初めは、自分の旅の理由すら相手に打ち明けきれず訳を問うてきた人間には閉口していたトムも、旅を続けるにつれ息子のことを話せるようになってゆく。都度大切に抱えた箱から遺灰を取り出して撒き、仲間にすこしだけ話して、ジャックに小説の題材とすることを許す。そんなトムの変化を、同じ道を歩き続けてきた三人はすこしむずがゆそうに、でも、うれしそうに眺めている。酔っ払ったトムのくだりは笑うしかなかった。あんなの見せられたら、何にも言えなくなる。
人の人生には一見わからない影がある。見た目や年齢から勝手に判断をして、その人がどれだけ幸せそうで自分勝手そうでも、底の深い悲しみが存在していることがある。巡礼に向かうひとびとの背に、自分よりもまっすぐとした芯を勝手に視て、妬んだら羨ましがったりする。それはトムが息子を亡くしたこともそうだし、サラが娘を亡くし夫に暴力を振られていたこともそうだし、移民の親子が虐げられてきた訳を語るシーンでも伝えられる。人生に悲しみはつきもので、立ち止まっていたい気持ちはあたりまえで、それでも進み続ける尊さを教えてくれる。
映画の中の景色は雄大でうつくしい。巡礼者のゆく道にはその土地に住むひとびとの生活と文化があり、それを見せてくれるのも面白かった。食文化がことなり、着ている服の模様もことなる。旅をした気分にさせてくれる、というのはこういう映像を余さずきちんと見せてくれるからだと思う。4人が歩く映像はきちんと尺が取られているのだが、観ていて飽きない。それは聖地までの道程がとても色彩豊かであることを示している。

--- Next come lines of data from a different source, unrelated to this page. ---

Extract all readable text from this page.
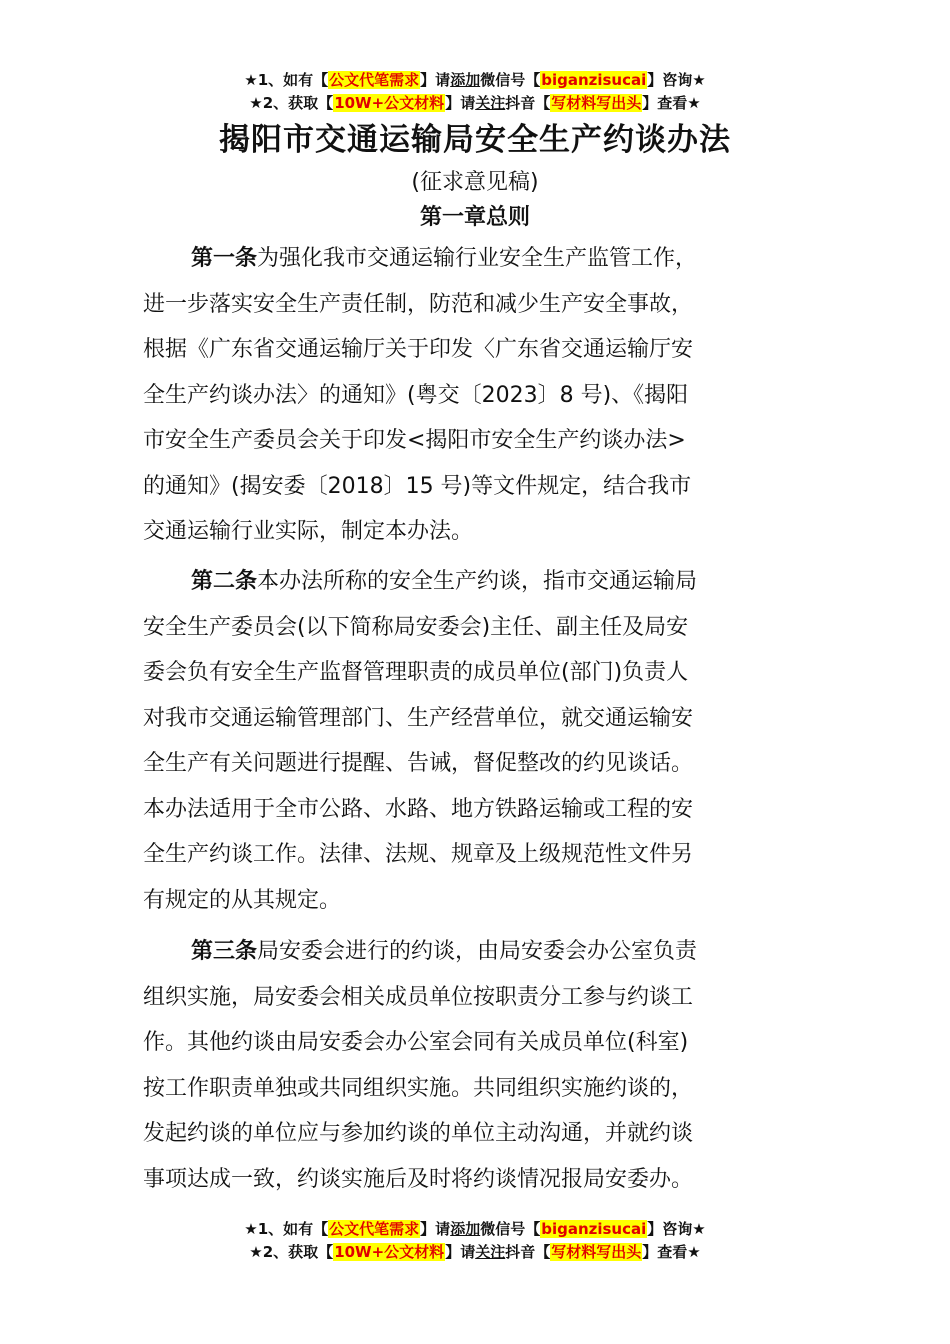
★1、如有【公文代笔需求】请添加微信号【biganzisucai】咨询★
★2、获取【10W+公文材料】请关注抖音【写材料写出头】查看★
揭阳市交通运输局安全生产约谈办法
(征求意见稿)
第一章总则
第一条为强化我市交通运输行业安全生产监管工作，
进一步落实安全生产责任制，防范和减少生产安全事故，
根据《广东省交通运输厅关于印发〈广东省交通运输厅安
全生产约谈办法〉的通知》(粤交〔2023〕8 号)、《揭阳
市安全生产委员会关于印发<揭阳市安全生产约谈办法>
的通知》(揭安委〔2018〕15 号)等文件规定，结合我市
交通运输行业实际，制定本办法。
第二条本办法所称的安全生产约谈，指市交通运输局
安全生产委员会(以下简称局安委会)主任、副主任及局安
委会负有安全生产监督管理职责的成员单位(部门)负责人
对我市交通运输管理部门、生产经营单位，就交通运输安
全生产有关问题进行提醒、告诫，督促整改的约见谈话。
本办法适用于全市公路、水路、地方铁路运输或工程的安
全生产约谈工作。法律、法规、规章及上级规范性文件另
有规定的从其规定。
第三条局安委会进行的约谈，由局安委会办公室负责
组织实施，局安委会相关成员单位按职责分工参与约谈工
作。其他约谈由局安委会办公室会同有关成员单位(科室)
按工作职责单独或共同组织实施。共同组织实施约谈的，
发起约谈的单位应与参加约谈的单位主动沟通，并就约谈
事项达成一致，约谈实施后及时将约谈情况报局安委办。
★1、如有【公文代笔需求】请添加微信号【biganzisucai】咨询★
★2、获取【10W+公文材料】请关注抖音【写材料写出头】查看★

聖地サンティアゴ・デ・コンポステーラにやってきて巡礼修了書を受け取るとき、自分の名前を書いてもらったものの息子のものに書き換えてくれと願い、息子の名が記された修了書を受け取るトムの顔は心底嬉しそうで泣けてしまった。息子を愛し、息子の夢を継ぎ、息子を思い、彼は巡礼の旅を終えた。息子の遺灰を海に撒き、そして、彼は新たな旅路につく。旅で得たものの尊さを胸に、新たな街へゆくのである。トムのまなざしは力強く、リュックを背負う背はまっすぐだ。道は人を強くする。リモコンでテレビの電源を落として、巡礼の旅……。とふと思いを馳せた。いつか。いつか行けたらいいな……。